Second, the show finally has Carrie acknowledge the… um… storm of shit Saul has put her through while also fully copping to the extreme codependence of their entire relationship:
I’ve not come all this way in that fucking plane and in my life to fail in that mission when I know I can succeed. You’ve given me a hard time the past few years. I’m in, I’m out, I’m all over the place. I am not all over the place now. I’m here and I’m all in, and I need you to say yes. 
She pledges her devotion to the mission (above all else). She acknowledges Saul’s hot-and-cold nature with her. And then she says SHE STILL NEEDS HIS APPROVAL because–say it with me–they are in an extremely! toxic! relationship!
In a nutshell, the evolution of the discord in Carrie and Saul’s relationship started with him putting her life at risk in service of the mission. And now we’re at a point where she fully fucking volunteers for the task! In my heart of hearts I think a non-zero part of Carrie is doing it so he will love her more. Did I mention they are in a codependent relationship? 

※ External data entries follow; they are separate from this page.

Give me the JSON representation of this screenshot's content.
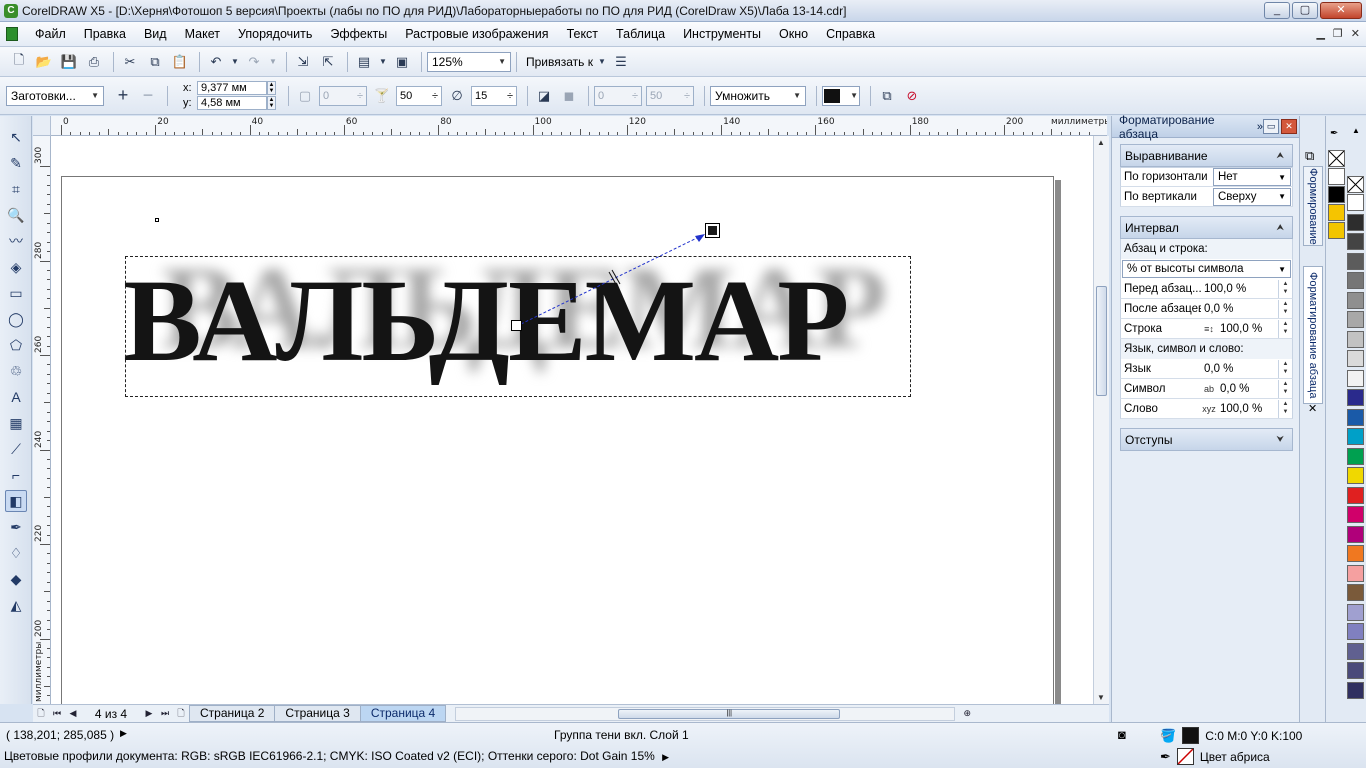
{
  "window": {
    "title": "CorelDRAW X5 - [D:\\Херня\\Фотошоп 5 версия\\Проекты (лабы по ПО для РИД)\\Лабораторныеработы по ПО для РИД (CorelDraw X5)\\Лаба 13-14.cdr]"
  },
  "menu": [
    "Файл",
    "Правка",
    "Вид",
    "Макет",
    "Упорядочить",
    "Эффекты",
    "Растровые изображения",
    "Текст",
    "Таблица",
    "Инструменты",
    "Окно",
    "Справка"
  ],
  "toolbar": {
    "zoom": "125%",
    "snap_label": "Привязать к"
  },
  "propbar": {
    "preset": "Заготовки...",
    "x_label": "x:",
    "x_value": "9,377 мм",
    "y_label": "y:",
    "y_value": "4,58 мм",
    "offset_value": "0",
    "opacity_value": "50",
    "feather_value": "15",
    "stretch_value": "0",
    "fade_value": "50",
    "mode": "Умножить"
  },
  "ruler": {
    "h_labels": [
      "0",
      "20",
      "40",
      "60",
      "80",
      "100",
      "120",
      "140",
      "160",
      "180",
      "200"
    ],
    "h_unit": "миллиметры",
    "v_labels": [
      "300",
      "280",
      "260",
      "240",
      "220",
      "200"
    ],
    "v_unit": "миллиметры"
  },
  "canvas": {
    "text": "ВАЛЬДЕМАР"
  },
  "pagebar": {
    "count": "4 из 4",
    "tabs": [
      "Страница 2",
      "Страница 3",
      "Страница 4"
    ],
    "active_tab": "Страница 4"
  },
  "docker": {
    "title": "Форматирование абзаца",
    "align_section": "Выравнивание",
    "horiz_label": "По горизонтали",
    "horiz_value": "Нет",
    "vert_label": "По вертикали",
    "vert_value": "Сверху",
    "interval_section": "Интервал",
    "para_line_label": "Абзац и строка:",
    "para_line_mode": "% от высоты символа",
    "before_label": "Перед абзац...",
    "before_value": "100,0 %",
    "after_label": "После абзацев",
    "after_value": "0,0 %",
    "line_label": "Строка",
    "line_value": "100,0 %",
    "lang_sub_label": "Язык, символ и слово:",
    "lang_label": "Язык",
    "lang_value": "0,0 %",
    "char_label": "Символ",
    "char_value": "0,0 %",
    "word_label": "Слово",
    "word_value": "100,0 %",
    "indents_section": "Отступы",
    "side_tab1": "Формирование",
    "side_tab2": "Форматирование абзаца"
  },
  "palette": {
    "colors": [
      "#ffffff",
      "#000000",
      "#f5c400",
      "#f2c500"
    ],
    "right_colors": [
      "#ffffff",
      "#2d2d2d",
      "#444444",
      "#5c5c5c",
      "#767676",
      "#8f8f8f",
      "#a8a8a8",
      "#c2c2c2",
      "#dadada",
      "#f2f2f2",
      "#2a2a8c",
      "#1a5aa8",
      "#00a0c8",
      "#00a050",
      "#f0d800",
      "#e02020",
      "#d0006a",
      "#b0007a",
      "#f07820",
      "#f5a0a0",
      "#7a5a3a",
      "#a0a0d0",
      "#8080c0",
      "#606090",
      "#4a4a7a",
      "#303060"
    ]
  },
  "status": {
    "coords": "( 138,201; 285,085 )",
    "object_info": "Группа тени  вкл. Слой 1",
    "profiles": "Цветовые профили документа: RGB: sRGB IEC61966-2.1; CMYK: ISO Coated v2 (ECI); Оттенки серого: Dot Gain 15%",
    "fill": "C:0 M:0 Y:0 K:100",
    "outline": "Цвет абриса"
  }
}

So where do we go from here?
If you are still reading, congratulations! That’ll teach you to ask me a question about Carrie and Saul! Actually, about five questions were asked. The last–what will happen in season eight that will feel at all like a catharsis–is not one that I’ve actually thought that much about. 
I think I’ve made a case for Carrie and Saul’s relationship being the soul of this show–its mangled, twisted soul. The truth is their relationship is toxic. They are both their best and worst selves with each other. Like family, they know what buttons to push, and where to strike to make it hurt the most. 
What catharsis looks like in this relationship depends a lot on how you see this relationship. For example, it would be cathartic for me for Saul to die, but that will almost certainly not happen. It would be cathartic for Carrie to strike out on her own–finally–and attempt some type of fulfillment. Also very unlikely. 
If I had to guess about what the end of this story will look like for them, it’s probably with Carrie dead. Probably on a mission Saul convinced her to believe in. 
Saul’s been alone his entire life. He will never be less alone because Carrie is alive. I guess that’s the prison he has to live in. And then maybe she’ll finally be free of hers. 
EPILOGUE:
The above is a reading of their relationship that is quite sympathetic to Carrie, obviously, and quite unsympathetic to Saul, also obviously. You will probably disagree. Gail has written very interesting stuff on how the dynamic of the Carrie/Saul relationship is most like handler/asset. I think that is a very astute perspective and there are definitely aspects of it but I think the relationship more resembles the trope of found family: she is the daughter he never had and he is the stable father she never had, and they will both ruin each other. Fin!